昼間見た女性の顔とは違ってハッキリ顔全体がよく見えます。目は細くつり上がり、顔色は浅黒くオデコを出した髪型で少しウェーブがかっているようにも見えます。

それより何より恐ろしいのが、女性の顔周り全体に、緑色と赤色と黒が混ざった煙のようなものがグルグルとうずを巻いていたのです。

私は、女性の瞳から目を離せずにいました。見つめ合ったまま、そのおどろおどろしい煙の中に飲み込まれてしまうような恐怖に、ただただ心の中で

(お母さん助けて、お母さん早く来て)

と叫び続けることしか出来ませんでした。

その時、少しだけ開いていたドアから、薄明かりがさし、母が帰って来ました。

「お母さん!!」

と、母が見えた瞬間に声が出ました。

「お母さん……お母さん……」

私は、堰を切ったようにわんわん泣き出しました。ようやく泣くことすら出来たという感じです。

「どうしたの?」

自分の姿を見たとたんに泣き始めた私にビックリして、そんなことを聞いたのですが、母にすがりついて泣くことだけで精一杯の私に、状況説明をする余裕はありません。

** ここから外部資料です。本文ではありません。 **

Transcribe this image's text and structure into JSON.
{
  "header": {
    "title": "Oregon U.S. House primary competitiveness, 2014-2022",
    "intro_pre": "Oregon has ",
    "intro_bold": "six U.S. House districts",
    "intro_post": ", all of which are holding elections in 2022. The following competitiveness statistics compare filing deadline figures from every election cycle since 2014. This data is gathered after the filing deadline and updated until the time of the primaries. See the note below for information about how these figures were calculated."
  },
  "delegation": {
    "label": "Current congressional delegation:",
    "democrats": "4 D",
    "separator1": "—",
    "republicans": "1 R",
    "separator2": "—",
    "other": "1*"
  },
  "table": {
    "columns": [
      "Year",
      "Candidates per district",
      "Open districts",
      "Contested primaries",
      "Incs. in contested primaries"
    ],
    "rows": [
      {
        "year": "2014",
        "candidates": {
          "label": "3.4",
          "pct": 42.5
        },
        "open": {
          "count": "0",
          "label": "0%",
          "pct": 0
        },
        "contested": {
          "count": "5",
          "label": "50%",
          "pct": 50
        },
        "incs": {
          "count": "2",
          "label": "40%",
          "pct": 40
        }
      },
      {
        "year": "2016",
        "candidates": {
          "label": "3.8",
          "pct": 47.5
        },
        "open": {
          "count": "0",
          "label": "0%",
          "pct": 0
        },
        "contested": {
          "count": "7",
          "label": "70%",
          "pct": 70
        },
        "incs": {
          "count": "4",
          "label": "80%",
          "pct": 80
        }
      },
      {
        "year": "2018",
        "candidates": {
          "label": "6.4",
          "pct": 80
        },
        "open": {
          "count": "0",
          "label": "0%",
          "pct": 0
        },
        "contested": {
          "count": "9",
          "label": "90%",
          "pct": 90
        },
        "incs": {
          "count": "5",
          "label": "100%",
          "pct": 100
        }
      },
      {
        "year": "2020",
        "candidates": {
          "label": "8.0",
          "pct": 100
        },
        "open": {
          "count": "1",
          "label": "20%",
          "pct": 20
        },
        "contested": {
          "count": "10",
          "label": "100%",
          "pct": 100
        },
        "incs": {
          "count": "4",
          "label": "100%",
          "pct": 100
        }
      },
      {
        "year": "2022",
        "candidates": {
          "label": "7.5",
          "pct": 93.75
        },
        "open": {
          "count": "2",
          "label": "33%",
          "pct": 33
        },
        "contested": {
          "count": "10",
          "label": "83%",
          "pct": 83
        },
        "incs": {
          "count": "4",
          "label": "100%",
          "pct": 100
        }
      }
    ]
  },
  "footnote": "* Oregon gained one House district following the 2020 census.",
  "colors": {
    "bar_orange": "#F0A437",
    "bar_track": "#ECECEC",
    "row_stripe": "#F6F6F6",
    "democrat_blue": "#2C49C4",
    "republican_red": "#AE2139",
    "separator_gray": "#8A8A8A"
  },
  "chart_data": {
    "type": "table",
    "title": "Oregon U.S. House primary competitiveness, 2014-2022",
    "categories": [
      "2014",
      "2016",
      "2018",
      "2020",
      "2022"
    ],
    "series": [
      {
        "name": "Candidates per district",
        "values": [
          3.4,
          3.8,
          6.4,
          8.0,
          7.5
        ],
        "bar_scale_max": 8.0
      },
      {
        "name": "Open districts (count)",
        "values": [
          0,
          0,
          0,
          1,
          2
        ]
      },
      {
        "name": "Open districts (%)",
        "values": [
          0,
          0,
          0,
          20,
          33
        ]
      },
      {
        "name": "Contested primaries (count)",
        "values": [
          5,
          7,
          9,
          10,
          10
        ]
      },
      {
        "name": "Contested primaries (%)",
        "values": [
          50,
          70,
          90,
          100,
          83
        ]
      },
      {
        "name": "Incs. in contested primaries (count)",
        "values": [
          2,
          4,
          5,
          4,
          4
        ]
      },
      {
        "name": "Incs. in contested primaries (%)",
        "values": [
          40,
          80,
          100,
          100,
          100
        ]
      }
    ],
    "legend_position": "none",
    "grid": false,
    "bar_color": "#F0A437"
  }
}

抱きついてひとしきり泣き、気持ちが落ち着いてきたのでさっきの出来事を母に伝えました。

「女の人の顔があったの。さっきお母さんが居ない時に目の前に女の人の顔があってじっと私のことを見てたんだよ。怖かった」

「それでね」

今度は堰を切ったように話し始めます。泣いたり話したりと忙しいですが、とにかく聞いてもらいたい。

母なら私の話を、

「どうせ怖い夢」

なんて思わずに、聞いてくれるとわかっていたからです。

「それでね、変なね、緑と赤と黒の煙みたいのが、ぐるぐるぐるぐるいっぱい、いっぱいあって怖かった」

次は手ぶりも入れて説明します。

「そうか、そうか、怖かったね。ごめんね」

と母は頭をなでて話を聞いてくれたので、

「昼間も見たの女の人。振り向いたら居なかった」

と、ようやくあの恐ろしい出来事も話すことができたのです。そして、私の話を聞いた後、母はバッグからお数珠を取り出し、何か念仏を唱え始めました。私はその姿をポカンと見ていることしか出来ませんでしたが、とても安心した気持ちになり、また眠りにつくことが出来たのです。

この出来事は、母がトイレに行っていたほんの5分くらいのことでしたが、恐怖の5分間でした。私の目の前に現れた女性は、昼間見た女性と同じ存在なのかわかりませんが、確実に私がひとりになったわずかな隙を狙って現れました。母はよく言いますが、霊を祓うことの出来る自分の前には霊が怖がってなかなか姿を見せない、と。

もしかしたら、私がちょくちょく病院に姿を見せていた時からもう、私に目を付けていて、母の離れた隙を狙って現れたのかもしれません。

余談ですが、あの時一緒に眠っていた祖母の枕の下にはお数珠が敷いてあったそうです。それは、霊感が強く霊媒体質の祖母のために母が用意したものでした。

入院することになると必ず、お数珠を敷いて寝ていたようです。

その後、私自身も入院することが何度かあったのですが、同じくお数珠を枕の下に敷いて眠りました。

祖母が退院した後は、そのM病院に行くことはなかったのですが、20年近く経って久しぶりにまた祖母と訪れたのです。新しく建て直しをしたようで、すっかり綺麗になっていて、あの頃と比べたら薄暗くどんよりとした雰囲気がなくなったような気がしました。

地縛霊などは、その建物を壊して新しくすると居なくなるなんて言います。

もう二度と会いたくないので検証するようなことはしませんでしたが……。

6歳の時からこのような出来事を皮切りに、私はいろいろな霊体験をすることになるのです。